Department of Emergency Medicine, University of California, San Diego, San Diego, California; Department of Biomedical Informatics, University of California, San Diego, San Diego, California; Department of Computer Science and Engineering, University of California, San Diego, San Diego, California.
J Emerg Med. 2021 Apr;60(4):548-553. doi: 10.1016/j.jemermed.2020.11.026. Epub 2021 Jan 7.
In March of 2020, the World Health Organization declared coronavirus disease 2019 (COVID-19)-a disease caused by a novel coronavirus-a pandemic, and it continued to spread rapidly in the community. Our institution implemented an emergency medicine telehealth system that sought to expedite care of stable patients, decrease provider exposure to COVID-19, decrease overall usage rate of personal protective equipment, and provide a platform so that infected or quarantined physicians could continue to work.
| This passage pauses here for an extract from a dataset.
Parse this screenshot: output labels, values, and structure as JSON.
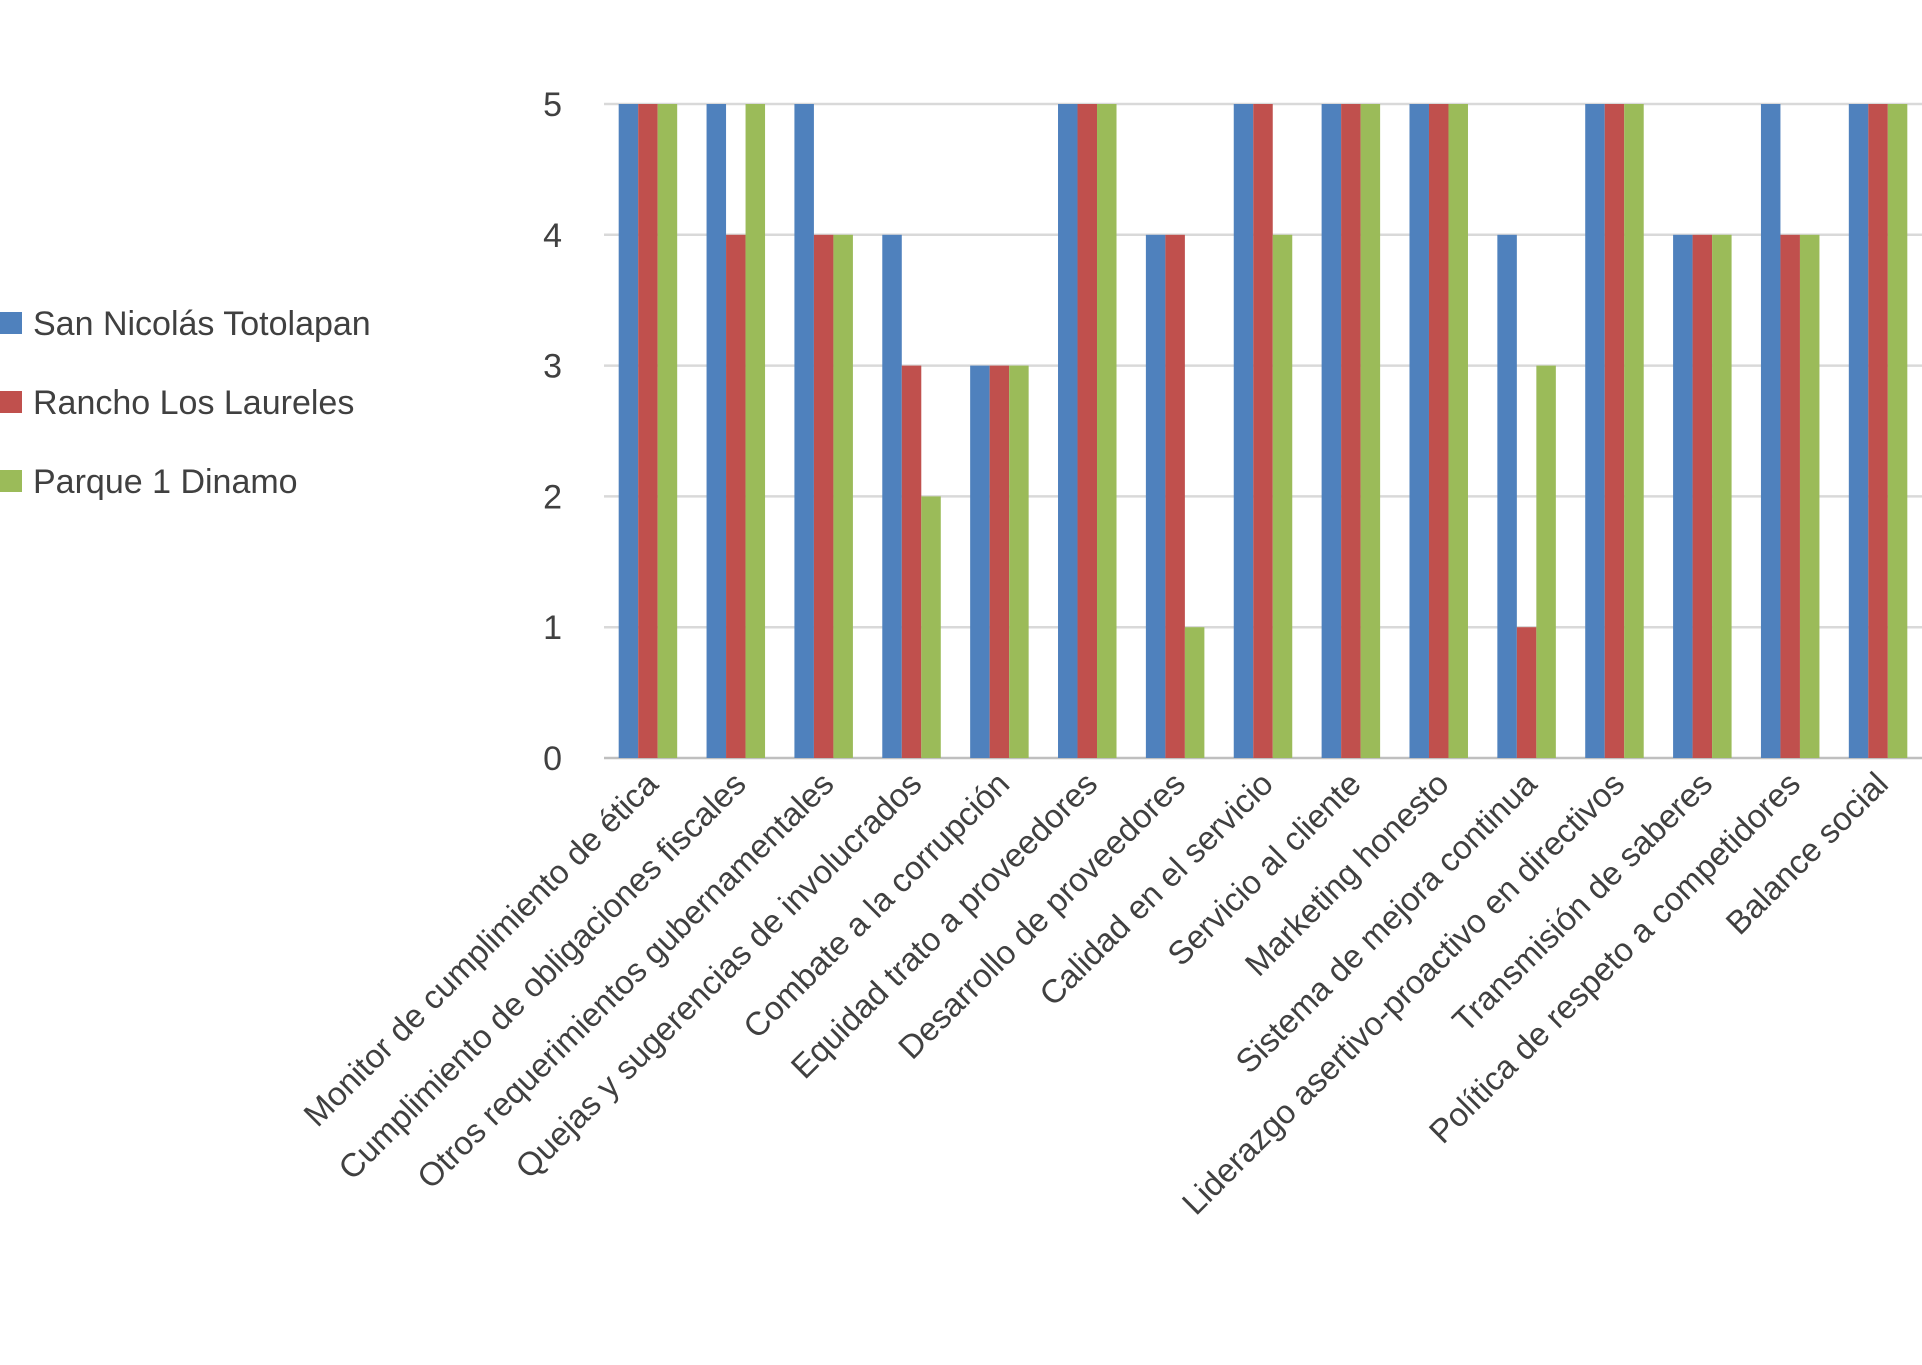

This effort was among the first to use telehealth to practice emergency medicine in the setting of a pandemic in the United States.
Outside the main emergency departments at each of 2 sites of our academic institution, disaster tents were erected with patient care equipment and medications, as well as technology to allow for telehealth visits. The triage system was modified to appropriately select low-risk patients with symptoms suggestive of COVID-19 who could be seen in these disaster tents. Despite some issues that needed to be addressed, such as provider discomfort, limited medication availability, and connectivity problems, the model was successful overall.
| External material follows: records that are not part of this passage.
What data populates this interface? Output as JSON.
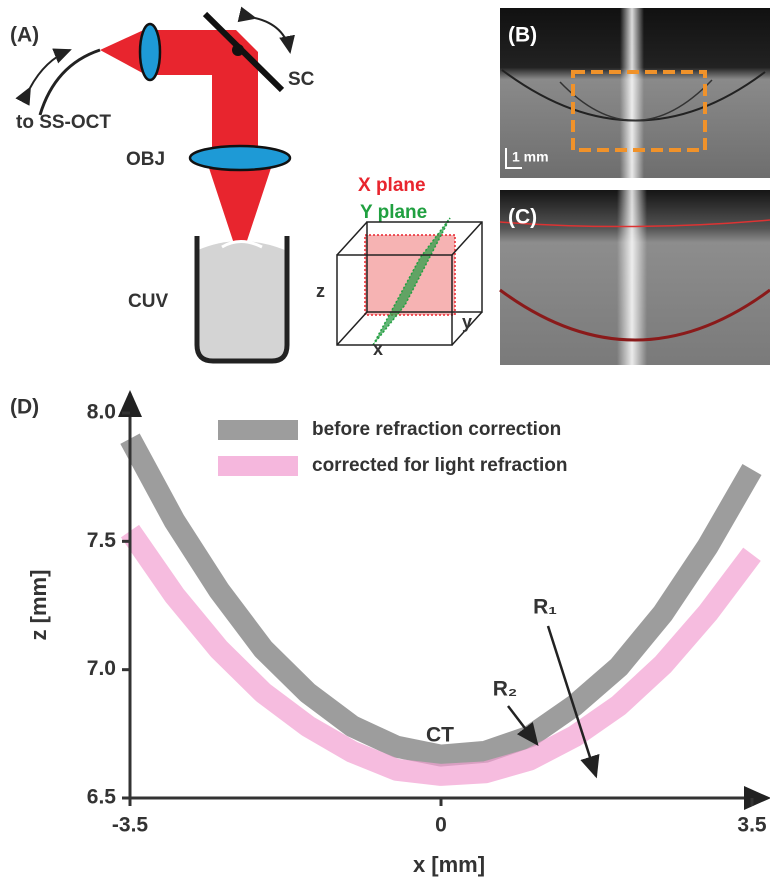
{
  "panels": {
    "a": {
      "label": "(A)",
      "fiber": "to SS-OCT",
      "scanner": "SC",
      "objective": "OBJ",
      "cuvette": "CUV",
      "x_plane": "X plane",
      "y_plane": "Y plane",
      "axis_z": "z",
      "axis_y": "y",
      "axis_x": "x"
    },
    "b": {
      "label": "(B)",
      "scale": "1 mm"
    },
    "c": {
      "label": "(C)"
    }
  },
  "chart_data": {
    "type": "line",
    "panel_label": "(D)",
    "x_label": "x [mm]",
    "y_label": "z [mm]",
    "x": [
      -3.5,
      -3,
      -2.5,
      -2,
      -1.5,
      -1,
      -0.5,
      0,
      0.5,
      1,
      1.5,
      2,
      2.5,
      3,
      3.5
    ],
    "series": [
      {
        "name": "before refraction correction",
        "color": "#8c8c8c",
        "values": [
          7.9,
          7.58,
          7.31,
          7.08,
          6.91,
          6.78,
          6.7,
          6.665,
          6.68,
          6.74,
          6.86,
          7.01,
          7.22,
          7.48,
          7.78
        ]
      },
      {
        "name": "corrected for light refraction",
        "color": "#f29fd2",
        "values": [
          7.54,
          7.29,
          7.08,
          6.91,
          6.78,
          6.68,
          6.61,
          6.59,
          6.6,
          6.65,
          6.74,
          6.86,
          7.02,
          7.22,
          7.45
        ]
      }
    ],
    "annotations": [
      "CT",
      "R₁",
      "R₂"
    ],
    "xlim": [
      -3.5,
      3.5
    ],
    "xticks": [
      -3.5,
      0,
      3.5
    ],
    "ylim": [
      6.5,
      8.0
    ],
    "yticks": [
      {
        "value": 6.5,
        "label": "6.5"
      },
      {
        "value": 7,
        "label": "7.0"
      },
      {
        "value": 7.5,
        "label": "7.5"
      },
      {
        "value": 8,
        "label": "8.0"
      }
    ]
  }
}
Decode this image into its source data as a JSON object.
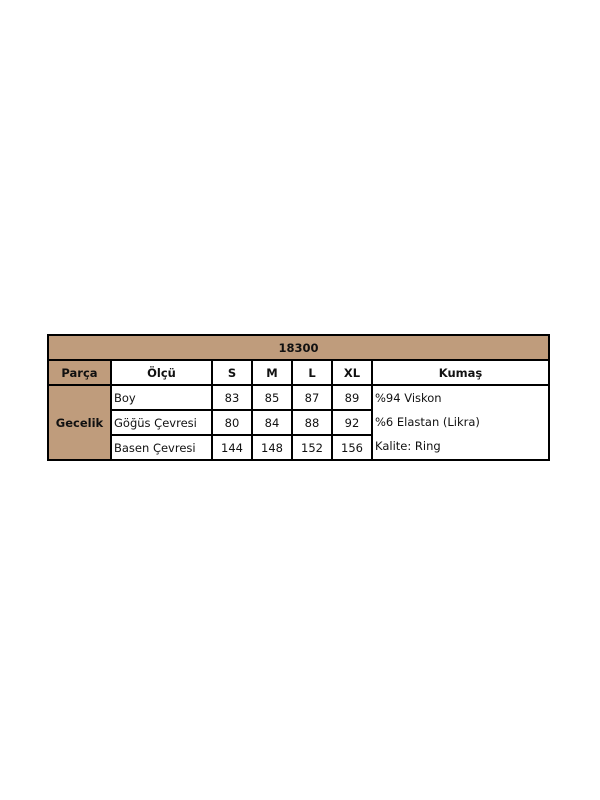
{
  "title": "18300",
  "headers": {
    "part": "Parça",
    "measure": "Ölçü",
    "sizes": [
      "S",
      "M",
      "L",
      "XL"
    ],
    "fabric": "Kumaş"
  },
  "part": "Gecelik",
  "rows": [
    {
      "label": "Boy",
      "values": [
        "83",
        "85",
        "87",
        "89"
      ]
    },
    {
      "label": "Göğüs Çevresi",
      "values": [
        "80",
        "84",
        "88",
        "92"
      ]
    },
    {
      "label": "Basen Çevresi",
      "values": [
        "144",
        "148",
        "152",
        "156"
      ]
    }
  ],
  "fabric_lines": [
    "%94 Viskon",
    "%6 Elastan (Likra)",
    "Kalite: Ring"
  ],
  "colors": {
    "header_bg": "#bf9c7c"
  }
}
Other emergency departments might find this proof of concept article useful. Telehealth will likely be used more broadly in the future, including emergency care. It is imperative that the health care system continues to adapt to respond appropriately to challenges such as pandemics.
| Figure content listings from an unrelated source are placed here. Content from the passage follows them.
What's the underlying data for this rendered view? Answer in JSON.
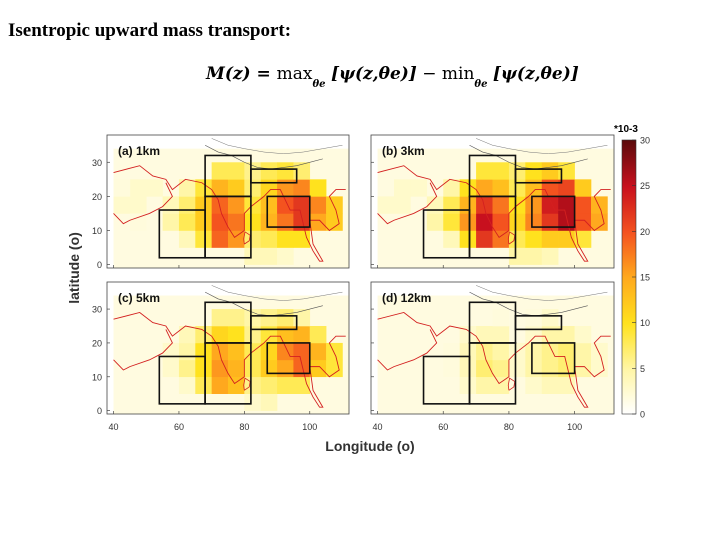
{
  "title": "Isentropic upward mass transport:",
  "formula": {
    "lhs": "M(z) = ",
    "max_op": "max",
    "max_sub": "θe",
    "max_arg": "[ψ(z,θe)]",
    "minus": " − ",
    "min_op": "min",
    "min_sub": "θe",
    "min_arg": "[ψ(z,θe)]"
  },
  "chart_data": {
    "type": "heatmap",
    "xlabel": "Longitude (o)",
    "ylabel": "latitude (o)",
    "x_ticks": [
      40,
      60,
      80,
      100
    ],
    "y_ticks": [
      0,
      10,
      20,
      30
    ],
    "xlim": [
      38,
      112
    ],
    "ylim": [
      -1,
      38
    ],
    "colorbar": {
      "exponent_label": "*10-3",
      "ticks": [
        0,
        5,
        10,
        15,
        20,
        25,
        30
      ],
      "range": [
        0,
        30
      ],
      "colors": [
        "#ffffff",
        "#fff6a8",
        "#ffe21e",
        "#ffa81e",
        "#f4531f",
        "#c8101e",
        "#5a0a0a"
      ]
    },
    "grid_cell_deg": 5,
    "boxes": [
      {
        "lon": [
          54,
          68
        ],
        "lat": [
          2,
          16
        ]
      },
      {
        "lon": [
          68,
          82
        ],
        "lat": [
          2,
          20
        ]
      },
      {
        "lon": [
          68,
          82
        ],
        "lat": [
          20,
          32
        ]
      },
      {
        "lon": [
          82,
          96
        ],
        "lat": [
          24,
          28
        ]
      },
      {
        "lon": [
          87,
          100
        ],
        "lat": [
          11,
          20
        ]
      }
    ],
    "panels": [
      {
        "label": "(a) 1km",
        "cells": [
          [
            80,
            0,
            4
          ],
          [
            85,
            0,
            4
          ],
          [
            90,
            0,
            3
          ],
          [
            60,
            5,
            4
          ],
          [
            65,
            5,
            9
          ],
          [
            70,
            5,
            19
          ],
          [
            75,
            5,
            16
          ],
          [
            80,
            5,
            7
          ],
          [
            85,
            5,
            8
          ],
          [
            90,
            5,
            10
          ],
          [
            95,
            5,
            10
          ],
          [
            55,
            10,
            5
          ],
          [
            60,
            10,
            8
          ],
          [
            65,
            10,
            12
          ],
          [
            70,
            10,
            20
          ],
          [
            75,
            10,
            18
          ],
          [
            80,
            10,
            10
          ],
          [
            85,
            10,
            14
          ],
          [
            90,
            10,
            18
          ],
          [
            95,
            10,
            22
          ],
          [
            100,
            10,
            15
          ],
          [
            105,
            10,
            12
          ],
          [
            55,
            15,
            4
          ],
          [
            60,
            15,
            7
          ],
          [
            65,
            15,
            12
          ],
          [
            70,
            15,
            19
          ],
          [
            75,
            15,
            16
          ],
          [
            80,
            15,
            9
          ],
          [
            85,
            15,
            13
          ],
          [
            90,
            15,
            20
          ],
          [
            95,
            15,
            22
          ],
          [
            100,
            15,
            17
          ],
          [
            105,
            15,
            12
          ],
          [
            60,
            20,
            5
          ],
          [
            65,
            20,
            9
          ],
          [
            70,
            20,
            14
          ],
          [
            75,
            20,
            12
          ],
          [
            80,
            20,
            7
          ],
          [
            85,
            20,
            11
          ],
          [
            90,
            20,
            16
          ],
          [
            95,
            20,
            17
          ],
          [
            100,
            20,
            10
          ],
          [
            70,
            25,
            8
          ],
          [
            75,
            25,
            8
          ],
          [
            80,
            25,
            6
          ],
          [
            85,
            25,
            8
          ],
          [
            90,
            25,
            9
          ],
          [
            95,
            25,
            7
          ],
          [
            40,
            15,
            3
          ],
          [
            45,
            15,
            3
          ],
          [
            45,
            20,
            3
          ],
          [
            50,
            20,
            3
          ],
          [
            40,
            20,
            2
          ],
          [
            45,
            10,
            2
          ]
        ]
      },
      {
        "label": "(b) 3km",
        "cells": [
          [
            80,
            0,
            5
          ],
          [
            85,
            0,
            5
          ],
          [
            90,
            0,
            4
          ],
          [
            60,
            5,
            4
          ],
          [
            65,
            5,
            10
          ],
          [
            70,
            5,
            22
          ],
          [
            75,
            5,
            18
          ],
          [
            80,
            5,
            8
          ],
          [
            85,
            5,
            10
          ],
          [
            90,
            5,
            12
          ],
          [
            95,
            5,
            12
          ],
          [
            100,
            5,
            9
          ],
          [
            55,
            10,
            5
          ],
          [
            60,
            10,
            9
          ],
          [
            65,
            10,
            16
          ],
          [
            70,
            10,
            25
          ],
          [
            75,
            10,
            20
          ],
          [
            80,
            10,
            11
          ],
          [
            85,
            10,
            17
          ],
          [
            90,
            10,
            22
          ],
          [
            95,
            10,
            26
          ],
          [
            100,
            10,
            20
          ],
          [
            105,
            10,
            15
          ],
          [
            55,
            15,
            4
          ],
          [
            60,
            15,
            8
          ],
          [
            65,
            15,
            14
          ],
          [
            70,
            15,
            22
          ],
          [
            75,
            15,
            18
          ],
          [
            80,
            15,
            10
          ],
          [
            85,
            15,
            16
          ],
          [
            90,
            15,
            24
          ],
          [
            95,
            15,
            26
          ],
          [
            100,
            15,
            20
          ],
          [
            105,
            15,
            14
          ],
          [
            60,
            20,
            5
          ],
          [
            65,
            20,
            10
          ],
          [
            70,
            20,
            15
          ],
          [
            75,
            20,
            13
          ],
          [
            80,
            20,
            8
          ],
          [
            85,
            20,
            13
          ],
          [
            90,
            20,
            20
          ],
          [
            95,
            20,
            21
          ],
          [
            100,
            20,
            12
          ],
          [
            70,
            25,
            9
          ],
          [
            75,
            25,
            9
          ],
          [
            80,
            25,
            7
          ],
          [
            85,
            25,
            10
          ],
          [
            90,
            25,
            12
          ],
          [
            95,
            25,
            9
          ],
          [
            40,
            15,
            3
          ],
          [
            45,
            15,
            3
          ],
          [
            45,
            20,
            3
          ],
          [
            50,
            20,
            3
          ]
        ]
      },
      {
        "label": "(c) 5km",
        "cells": [
          [
            80,
            0,
            3
          ],
          [
            85,
            0,
            4
          ],
          [
            60,
            5,
            3
          ],
          [
            65,
            5,
            8
          ],
          [
            70,
            5,
            15
          ],
          [
            75,
            5,
            13
          ],
          [
            80,
            5,
            6
          ],
          [
            85,
            5,
            7
          ],
          [
            90,
            5,
            8
          ],
          [
            95,
            5,
            8
          ],
          [
            55,
            10,
            3
          ],
          [
            60,
            10,
            6
          ],
          [
            65,
            10,
            10
          ],
          [
            70,
            10,
            16
          ],
          [
            75,
            10,
            14
          ],
          [
            80,
            10,
            8
          ],
          [
            85,
            10,
            12
          ],
          [
            90,
            10,
            15
          ],
          [
            95,
            10,
            19
          ],
          [
            100,
            10,
            12
          ],
          [
            105,
            10,
            9
          ],
          [
            55,
            15,
            3
          ],
          [
            60,
            15,
            5
          ],
          [
            65,
            15,
            10
          ],
          [
            70,
            15,
            15
          ],
          [
            75,
            15,
            13
          ],
          [
            80,
            15,
            8
          ],
          [
            85,
            15,
            11
          ],
          [
            90,
            15,
            17
          ],
          [
            95,
            15,
            19
          ],
          [
            100,
            15,
            14
          ],
          [
            105,
            15,
            9
          ],
          [
            60,
            20,
            4
          ],
          [
            65,
            20,
            7
          ],
          [
            70,
            20,
            11
          ],
          [
            75,
            20,
            10
          ],
          [
            80,
            20,
            6
          ],
          [
            85,
            20,
            9
          ],
          [
            90,
            20,
            13
          ],
          [
            95,
            20,
            14
          ],
          [
            100,
            20,
            8
          ],
          [
            70,
            25,
            6
          ],
          [
            75,
            25,
            6
          ],
          [
            80,
            25,
            5
          ],
          [
            85,
            25,
            6
          ],
          [
            90,
            25,
            7
          ],
          [
            95,
            25,
            5
          ]
        ]
      },
      {
        "label": "(d) 12km",
        "cells": [
          [
            65,
            5,
            3
          ],
          [
            70,
            5,
            5
          ],
          [
            75,
            5,
            5
          ],
          [
            85,
            5,
            3
          ],
          [
            90,
            5,
            4
          ],
          [
            95,
            5,
            4
          ],
          [
            60,
            10,
            2
          ],
          [
            65,
            10,
            4
          ],
          [
            70,
            10,
            7
          ],
          [
            75,
            10,
            6
          ],
          [
            80,
            10,
            3
          ],
          [
            85,
            10,
            5
          ],
          [
            90,
            10,
            6
          ],
          [
            95,
            10,
            7
          ],
          [
            100,
            10,
            5
          ],
          [
            105,
            10,
            3
          ],
          [
            60,
            15,
            2
          ],
          [
            65,
            15,
            4
          ],
          [
            70,
            15,
            6
          ],
          [
            75,
            15,
            5
          ],
          [
            80,
            15,
            3
          ],
          [
            85,
            15,
            5
          ],
          [
            90,
            15,
            6
          ],
          [
            95,
            15,
            7
          ],
          [
            100,
            15,
            5
          ],
          [
            105,
            15,
            3
          ],
          [
            65,
            20,
            3
          ],
          [
            70,
            20,
            4
          ],
          [
            75,
            20,
            4
          ],
          [
            85,
            20,
            3
          ],
          [
            90,
            20,
            5
          ],
          [
            95,
            20,
            5
          ],
          [
            100,
            20,
            3
          ],
          [
            75,
            25,
            2
          ],
          [
            85,
            25,
            2
          ],
          [
            90,
            25,
            3
          ]
        ]
      }
    ]
  }
}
2020 年 3 月,世界卫生组织宣布由新型冠状病毒引起的 2019 年冠状病毒病(COVID-19)——一种疾病为大流行,该疾病在社区中继续迅速传播。我们机构实施了紧急医疗远程医疗系统,旨在加快对稳定患者的治疗,减少医护人员接触 COVID-19 的风险,降低个人防护设备的总体使用率,并提供一个平台,使受感染或隔离的医生能够继续工作。这是美国在大流行期间首次使用远程医疗实践急诊医学的努力之一。
在我们学术机构的 2 个地点的主要急诊部门外,搭建了带有患者护理设备和药物的救灾帐篷,以及用于远程医疗访问的技术。分诊系统经过修改,以便适当选择有 COVID-19 症状的低风险患者,这些患者可以在这些救灾帐篷中接受治疗。尽管存在一些需要解决的问题,例如提供者的不适、有限的药物供应和连接问题,但总体而言,该模式是成功的。
其他急诊部门可能会发现这篇概念验证文章很有用。远程医疗在未来可能会更广泛地使用,包括紧急护理。医疗保健系统必须继续适应,以应对大流行等挑战。